A female Doctor Who embodies sci-fi’s power to transform

In the story of the beloved sci-fi show, “Doctor Who,” the lead character, the Doctor, survives by periodically transforming into a new physical form and personality, who is also then portrayed by a different actor. After the BBC announced Sunday that actress Jodie Whittaker, star of the British crime drama “Broadchurch,” will be the 13th Doctor, disgruntled viewers immediately voiced their disapproval on Twitter. Chief among their complaints is that the Doctor is a Time LORD, not a Time Lady. To which I say: Please.

If Michelle Gomez could win the affection of longtime fans with her eccentric and lovably-evil rendition of Missy, the female incarnation of the Master (another Time Lord and the Doctor’s nemesis), then Jodie Whittaker should have the chance to portray the Doctor.

Was the world ready for a female Doctor 12 years ago, when Russell T. Davies brought the show back? Absolutely. So why did it take so long to get to this point? Perhaps the BBC feared making too many changes at once and losing potential viewers. But if Gomez’s Missy is any indication, a woman can excel at filling a man’s shoes.

“This is who I am, right here, right now, all right? All that counts is here and now, and this is me!” Christopher Eccelston’s Doctor says in the first season of the re-launched show in 2005. Haters aside, the “me” that many audience members (myself included) are ready for is, in fact, female.

Thanks to other sci-fi stories that paved the way, the idea of a woman being able to think on her feet and save the day on “Doctor Who” isn’t exactly an alien concept. From “Buffy the Vampire Slayer” to Dana Scully in “The X-Files” to, in more recent years, Katniss in “The Hunger Games,” pop culture continues to envision a shift from a more patriarchal society to a less sexist one. And even if that’s arguably still more fiction than reality (what with recent stories of harassment in Silicon Valley and a President who freely comments on women’s bodies), stories can offer transformation and hope by envisioning a better world. The kids and teenagers who watch “Doctor Who” won’t have an issue with the Doctor being a woman unless an ignorant parent tells them to. Younger fans aren’t the problem; for them, it’s completely normal to see a woman don a cape or solve a crime.

It’s the naysayers who need to get with the program. Or tune into a different one, because “Doctor Who” — and most science fiction — has always been about exploring the edges of what’s possible. “Doctor Who” is inherently a show about questioning ideas. The Doctor’s frequent pitch to potential companions is that they will see the universe, and it will be scary and exhilarating and wondrous, but it won’t be boring. The people who aren’t willing to embrace a female Doctor are the people who don’t want things to change. Given the choice, they would likely never set foot in the Doctor’s time machine, or TARDIS, in the first place.

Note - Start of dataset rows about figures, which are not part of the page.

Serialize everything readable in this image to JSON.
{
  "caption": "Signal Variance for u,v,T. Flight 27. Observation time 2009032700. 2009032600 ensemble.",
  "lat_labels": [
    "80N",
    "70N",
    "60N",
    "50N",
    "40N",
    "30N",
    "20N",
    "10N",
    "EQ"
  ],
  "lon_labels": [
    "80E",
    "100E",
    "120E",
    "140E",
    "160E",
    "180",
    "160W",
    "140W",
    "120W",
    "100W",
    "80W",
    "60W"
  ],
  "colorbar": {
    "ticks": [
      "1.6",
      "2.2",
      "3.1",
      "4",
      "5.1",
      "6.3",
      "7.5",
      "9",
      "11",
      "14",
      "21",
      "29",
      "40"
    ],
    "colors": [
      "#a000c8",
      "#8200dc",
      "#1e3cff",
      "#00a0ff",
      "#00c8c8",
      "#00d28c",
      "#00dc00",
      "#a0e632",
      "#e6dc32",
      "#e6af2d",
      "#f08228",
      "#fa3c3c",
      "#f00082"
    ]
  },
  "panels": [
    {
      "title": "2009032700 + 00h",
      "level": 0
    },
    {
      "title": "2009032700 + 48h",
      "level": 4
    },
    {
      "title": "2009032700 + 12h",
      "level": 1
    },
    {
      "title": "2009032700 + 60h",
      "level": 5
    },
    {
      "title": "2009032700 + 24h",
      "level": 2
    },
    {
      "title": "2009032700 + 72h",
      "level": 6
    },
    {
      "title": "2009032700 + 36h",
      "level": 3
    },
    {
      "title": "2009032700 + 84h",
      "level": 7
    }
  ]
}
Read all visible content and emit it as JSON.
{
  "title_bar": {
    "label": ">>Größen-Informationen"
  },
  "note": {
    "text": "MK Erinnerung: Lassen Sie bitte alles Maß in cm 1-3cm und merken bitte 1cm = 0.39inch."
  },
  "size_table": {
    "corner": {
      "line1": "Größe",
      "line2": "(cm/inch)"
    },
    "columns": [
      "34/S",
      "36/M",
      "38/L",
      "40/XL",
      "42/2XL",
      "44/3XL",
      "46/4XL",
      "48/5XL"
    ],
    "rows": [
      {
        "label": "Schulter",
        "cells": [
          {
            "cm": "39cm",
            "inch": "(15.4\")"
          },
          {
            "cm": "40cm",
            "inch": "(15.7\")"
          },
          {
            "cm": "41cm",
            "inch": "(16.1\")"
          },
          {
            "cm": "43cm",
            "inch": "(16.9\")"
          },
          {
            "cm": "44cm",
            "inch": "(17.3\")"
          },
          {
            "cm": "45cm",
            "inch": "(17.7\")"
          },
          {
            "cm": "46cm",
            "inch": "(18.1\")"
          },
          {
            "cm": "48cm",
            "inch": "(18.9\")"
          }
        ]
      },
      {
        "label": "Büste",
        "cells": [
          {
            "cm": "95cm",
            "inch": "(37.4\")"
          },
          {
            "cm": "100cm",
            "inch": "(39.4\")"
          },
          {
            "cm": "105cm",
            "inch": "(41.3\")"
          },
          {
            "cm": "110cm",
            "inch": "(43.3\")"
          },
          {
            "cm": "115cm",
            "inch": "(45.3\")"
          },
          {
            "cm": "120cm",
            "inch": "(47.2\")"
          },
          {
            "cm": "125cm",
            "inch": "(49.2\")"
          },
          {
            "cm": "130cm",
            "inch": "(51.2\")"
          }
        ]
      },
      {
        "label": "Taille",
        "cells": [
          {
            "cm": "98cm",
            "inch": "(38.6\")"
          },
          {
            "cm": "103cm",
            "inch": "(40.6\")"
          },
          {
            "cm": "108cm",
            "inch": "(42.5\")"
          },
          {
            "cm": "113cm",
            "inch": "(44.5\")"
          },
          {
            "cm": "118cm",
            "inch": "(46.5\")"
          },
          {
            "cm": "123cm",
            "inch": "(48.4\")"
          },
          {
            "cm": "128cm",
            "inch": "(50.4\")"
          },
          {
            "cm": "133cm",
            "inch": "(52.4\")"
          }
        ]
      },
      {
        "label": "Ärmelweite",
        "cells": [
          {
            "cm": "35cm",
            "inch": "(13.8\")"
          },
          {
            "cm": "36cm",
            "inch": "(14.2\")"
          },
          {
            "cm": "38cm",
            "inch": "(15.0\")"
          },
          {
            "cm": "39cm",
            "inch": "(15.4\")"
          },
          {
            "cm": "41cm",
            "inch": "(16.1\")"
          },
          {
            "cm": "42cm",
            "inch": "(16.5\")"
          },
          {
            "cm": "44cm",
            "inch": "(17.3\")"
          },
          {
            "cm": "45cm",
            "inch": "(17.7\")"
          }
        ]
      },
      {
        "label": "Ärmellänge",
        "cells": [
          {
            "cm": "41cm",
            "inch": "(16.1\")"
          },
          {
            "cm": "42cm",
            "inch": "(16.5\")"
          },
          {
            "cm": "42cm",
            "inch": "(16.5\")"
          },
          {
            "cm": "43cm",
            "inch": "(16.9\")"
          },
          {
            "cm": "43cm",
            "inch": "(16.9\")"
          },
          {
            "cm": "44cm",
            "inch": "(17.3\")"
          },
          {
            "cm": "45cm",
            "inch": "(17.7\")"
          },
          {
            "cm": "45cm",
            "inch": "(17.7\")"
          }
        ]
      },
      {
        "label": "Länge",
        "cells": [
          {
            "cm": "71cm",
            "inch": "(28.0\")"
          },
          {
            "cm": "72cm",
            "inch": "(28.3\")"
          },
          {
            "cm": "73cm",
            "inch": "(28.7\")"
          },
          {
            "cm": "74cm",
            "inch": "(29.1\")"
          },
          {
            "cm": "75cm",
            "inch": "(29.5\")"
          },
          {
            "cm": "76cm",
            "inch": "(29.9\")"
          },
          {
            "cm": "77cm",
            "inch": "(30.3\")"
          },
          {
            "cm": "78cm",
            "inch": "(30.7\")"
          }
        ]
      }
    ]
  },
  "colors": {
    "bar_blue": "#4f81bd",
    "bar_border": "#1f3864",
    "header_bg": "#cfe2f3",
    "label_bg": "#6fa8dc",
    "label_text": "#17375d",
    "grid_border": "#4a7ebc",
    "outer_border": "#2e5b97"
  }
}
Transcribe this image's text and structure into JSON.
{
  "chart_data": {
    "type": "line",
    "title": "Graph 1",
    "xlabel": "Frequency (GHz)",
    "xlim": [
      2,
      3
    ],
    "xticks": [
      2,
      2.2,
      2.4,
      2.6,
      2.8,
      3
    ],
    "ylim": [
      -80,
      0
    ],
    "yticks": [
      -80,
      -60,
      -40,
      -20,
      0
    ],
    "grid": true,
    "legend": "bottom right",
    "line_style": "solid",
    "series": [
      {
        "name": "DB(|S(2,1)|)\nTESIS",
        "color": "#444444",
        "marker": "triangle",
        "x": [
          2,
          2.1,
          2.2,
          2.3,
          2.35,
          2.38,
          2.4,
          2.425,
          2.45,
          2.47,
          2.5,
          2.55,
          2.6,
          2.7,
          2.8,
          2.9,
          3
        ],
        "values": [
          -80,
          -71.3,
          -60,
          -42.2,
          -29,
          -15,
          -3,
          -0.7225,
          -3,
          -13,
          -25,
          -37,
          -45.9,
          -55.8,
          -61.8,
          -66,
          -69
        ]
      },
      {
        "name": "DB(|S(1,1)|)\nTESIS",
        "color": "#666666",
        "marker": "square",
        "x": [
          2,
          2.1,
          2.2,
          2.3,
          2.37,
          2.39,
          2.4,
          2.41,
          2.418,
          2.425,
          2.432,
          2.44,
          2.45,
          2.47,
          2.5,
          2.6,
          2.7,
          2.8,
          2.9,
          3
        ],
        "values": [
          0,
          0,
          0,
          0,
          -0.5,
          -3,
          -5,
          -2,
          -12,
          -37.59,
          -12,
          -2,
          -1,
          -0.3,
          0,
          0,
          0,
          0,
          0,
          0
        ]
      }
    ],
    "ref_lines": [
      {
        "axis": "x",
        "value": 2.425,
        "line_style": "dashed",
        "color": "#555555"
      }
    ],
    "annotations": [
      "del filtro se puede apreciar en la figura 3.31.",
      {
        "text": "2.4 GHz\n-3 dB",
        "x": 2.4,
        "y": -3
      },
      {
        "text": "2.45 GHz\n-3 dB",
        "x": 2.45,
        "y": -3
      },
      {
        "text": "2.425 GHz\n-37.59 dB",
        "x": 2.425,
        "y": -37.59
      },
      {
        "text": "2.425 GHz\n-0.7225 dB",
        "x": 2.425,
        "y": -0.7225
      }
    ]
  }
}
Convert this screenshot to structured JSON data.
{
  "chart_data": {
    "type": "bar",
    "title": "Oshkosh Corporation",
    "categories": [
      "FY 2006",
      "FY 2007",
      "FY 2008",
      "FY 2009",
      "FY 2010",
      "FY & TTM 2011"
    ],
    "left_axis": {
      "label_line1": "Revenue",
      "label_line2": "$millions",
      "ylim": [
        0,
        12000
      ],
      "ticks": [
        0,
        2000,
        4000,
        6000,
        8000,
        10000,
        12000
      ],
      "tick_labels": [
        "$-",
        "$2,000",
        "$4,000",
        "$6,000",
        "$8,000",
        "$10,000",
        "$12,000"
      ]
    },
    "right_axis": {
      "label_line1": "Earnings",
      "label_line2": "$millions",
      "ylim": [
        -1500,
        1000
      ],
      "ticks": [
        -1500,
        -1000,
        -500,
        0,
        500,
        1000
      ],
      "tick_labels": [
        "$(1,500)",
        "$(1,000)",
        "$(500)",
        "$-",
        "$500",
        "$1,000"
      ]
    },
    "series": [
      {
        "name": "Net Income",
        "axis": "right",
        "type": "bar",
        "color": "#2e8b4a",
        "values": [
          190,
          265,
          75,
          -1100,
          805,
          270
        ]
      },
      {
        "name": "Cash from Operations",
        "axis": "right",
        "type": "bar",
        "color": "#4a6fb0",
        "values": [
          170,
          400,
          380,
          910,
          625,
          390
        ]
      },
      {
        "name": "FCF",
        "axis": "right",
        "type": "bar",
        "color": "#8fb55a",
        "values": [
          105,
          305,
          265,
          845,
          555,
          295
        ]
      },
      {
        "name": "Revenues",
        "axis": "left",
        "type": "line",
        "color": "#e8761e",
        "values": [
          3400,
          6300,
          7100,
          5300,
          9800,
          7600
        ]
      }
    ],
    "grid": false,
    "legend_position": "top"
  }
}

Since “Doctor Who” launched in the 1960s, the Doctor has almost always traveled with female companions, who sometimes serve as a conscience, helping him make decisions, and at other times allow for exposition. A woman in control of the TARDIS opens up fresh possibilities for the dynamic between the Doctor and her new companions. This past season, for instance, Pearl Mackie played Bill Potts, an openly gay character. It’s still unknown whether Mackie will remain with the show next season, but it would be particularly interesting to see the two actresses play off each other.

What kind of Doctor will Jodie Whittaker be? Will she continue to follow in her predecessors’ footsteps? Will she have Matt Smith’s manic bravado or David Tennant’s brooding charm? Or will she take on a more parental role in the vein of Peter Capaldi’s throwback to the show’s beginnings?

And even more importantly, how will fans react? Are they likely to be more critical of her because of her gender? We’ll find out when Whittaker makes her debut in the Christmas special.

In the finale of season 10, we saw Capaldi’s Doctor resisting his regeneration, because each time he transforms, a part of who he had been dies with him. As showrunner Steven Moffat says in a video on the “Doctor Who” YouTube Channel, “(T)he turmoil of regeneration, while it extends your life, does sacrifice parts of you that you want to keep.” I like to think Capaldi’s Doctor is a proxy for the older audience. He doesn’t want to go, but it’s time for him to transform into something more contemporary: a woman who can defy space and time and societal rules in order to see, and help other people see, larger truths.